Horses played an important role in the early days of the Sunshine Coast

Horses

Horses played an important role in the early days of the Sunshine Coast area as a means of transport and to make it possible to move produce and work the land. Early settlers used horses harnessed to coaches, wagons, sulkies and carts to travel, work and socialise.

Working horses pulled ploughs on farming land, carted water, carried provisions and delivered the mail.

Before cars took to the road some felt a need for speed in town areas and it was thought that they were endangering the lives of others.

The Towns Police Act dealt with this unsociable behaviour termed ‘Furious Riding’. The Caloundra Lighthouse keeper’s daughter, then aged about 15, was charged with ‘Furious Riding’ in the early 1900s.

An overland coach route from Brisbane to the Gympie goldfields started in 1868 and carried passengers, goods and mail until December, 1879.

Most of the route they used is now known as Old Gympie Road. Much of the early track was on reasonably high ground where it avoided most areas of flooding and boggy ground which caused major problems for early transportation.

Cobb’s Camp, now known as Woombye, was an overnight stopping place for Cobb and Co coaches.

Nambour was on the main coach route north. After leaving Cobb’s Camp going towards Yandina the track passed along the Nambour Connection Road, Lamington Terrace, Currie Street and then into Coronation Avenue where the coaches passed over Petrie Creek via a bridge.

Pack horses were used by early Landsborough shopkeeper John Tytherleigh to gain access to the Blackall Range where he sold goods to timber getters and early settlers.
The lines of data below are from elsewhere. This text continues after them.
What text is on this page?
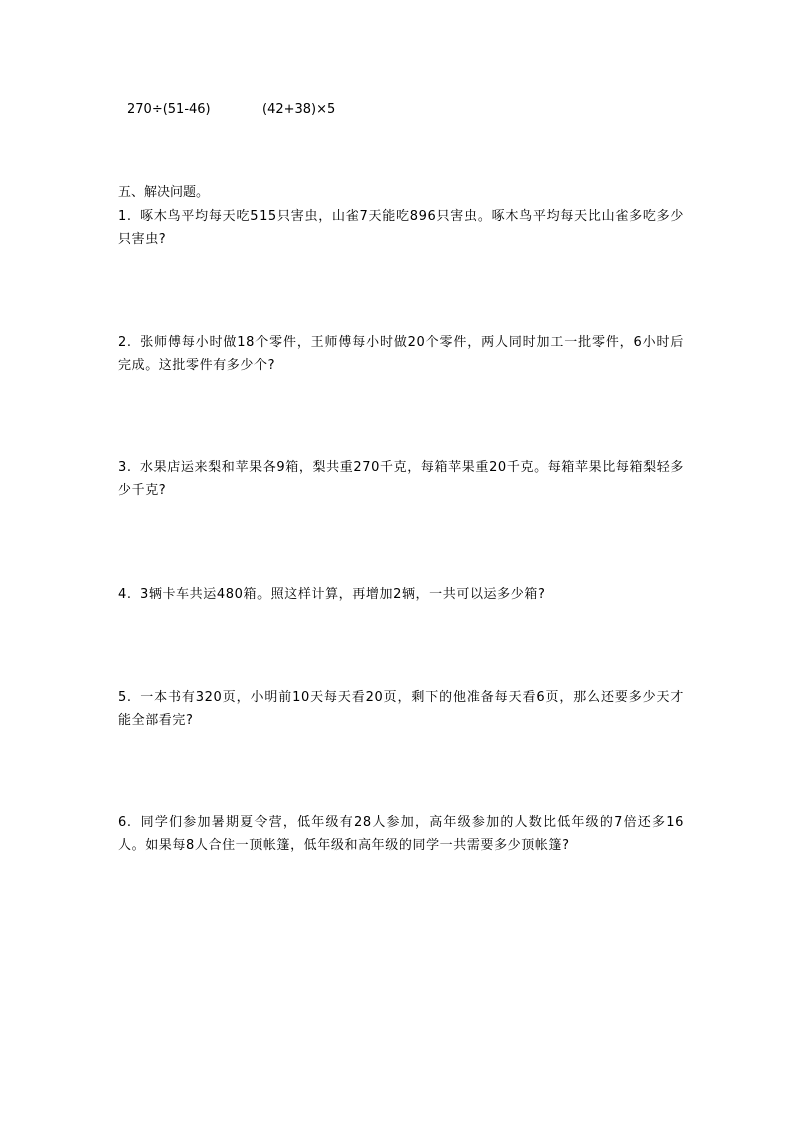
270÷(51-46)	(42+38)×5
五、解决问题。
1. 啄木鸟平均每天吃515只害虫，山雀7天能吃896只害虫。啄木鸟平均每天比山雀多吃多少只害虫?
2. 张师傅每小时做18个零件，王师傅每小时做20个零件，两人同时加工一批零件，6小时后完成。这批零件有多少个?
3. 水果店运来梨和苹果各9箱，梨共重270千克，每箱苹果重20千克。每箱苹果比每箱梨轻多少千克?
4. 3辆卡车共运480箱。照这样计算，再增加2辆，一共可以运多少箱?
5. 一本书有320页，小明前10天每天看20页，剩下的他准备每天看6页，那么还要多少天才能全部看完?
6. 同学们参加暑期夏令营，低年级有28人参加，高年级参加的人数比低年级的7倍还多16人。如果每8人合住一顶帐篷，低年级和高年级的同学一共需要多少顶帐篷?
He camped out for days as he visited the timber camps and settlers homes.

From the outset of settlement, owners of working horses relied on them in the demanding undeveloped countryside such as the Blackall Range.

Nambour’s James Higginson, who was a baker, pastry cook and confectioner, began his business delivering his goods by horse and cart within a 10 kilometre radius of Nambour.

By 1903, he advertised “hot tea, coffee and cocoa always ready” at his shop, the Nambour Refreshment Rooms. Cakes were his speciality. He also catered for picnic parties.

Some lucky children had ponies to ride to school but many had to walk the many miles along lonely bush tracks to gain an education.

Pony paddocks were provided at most schools to allow the ponies to graze nearby during school hours.

Travelling horse shows, such as Lance Skuthorpe’s, were instrumental in the formation of the modern day rodeo in Australia.

Peter Stanley was a famed Indigenous horseman and buck jump rider who toured extensively with Lance Skulthorpe’s horse show.

He was regarded as Australia’s best horseman during the late 1920s and later worked for Harold Grigor, of Conondale, after he had retired from competing on the buck jumping circuit.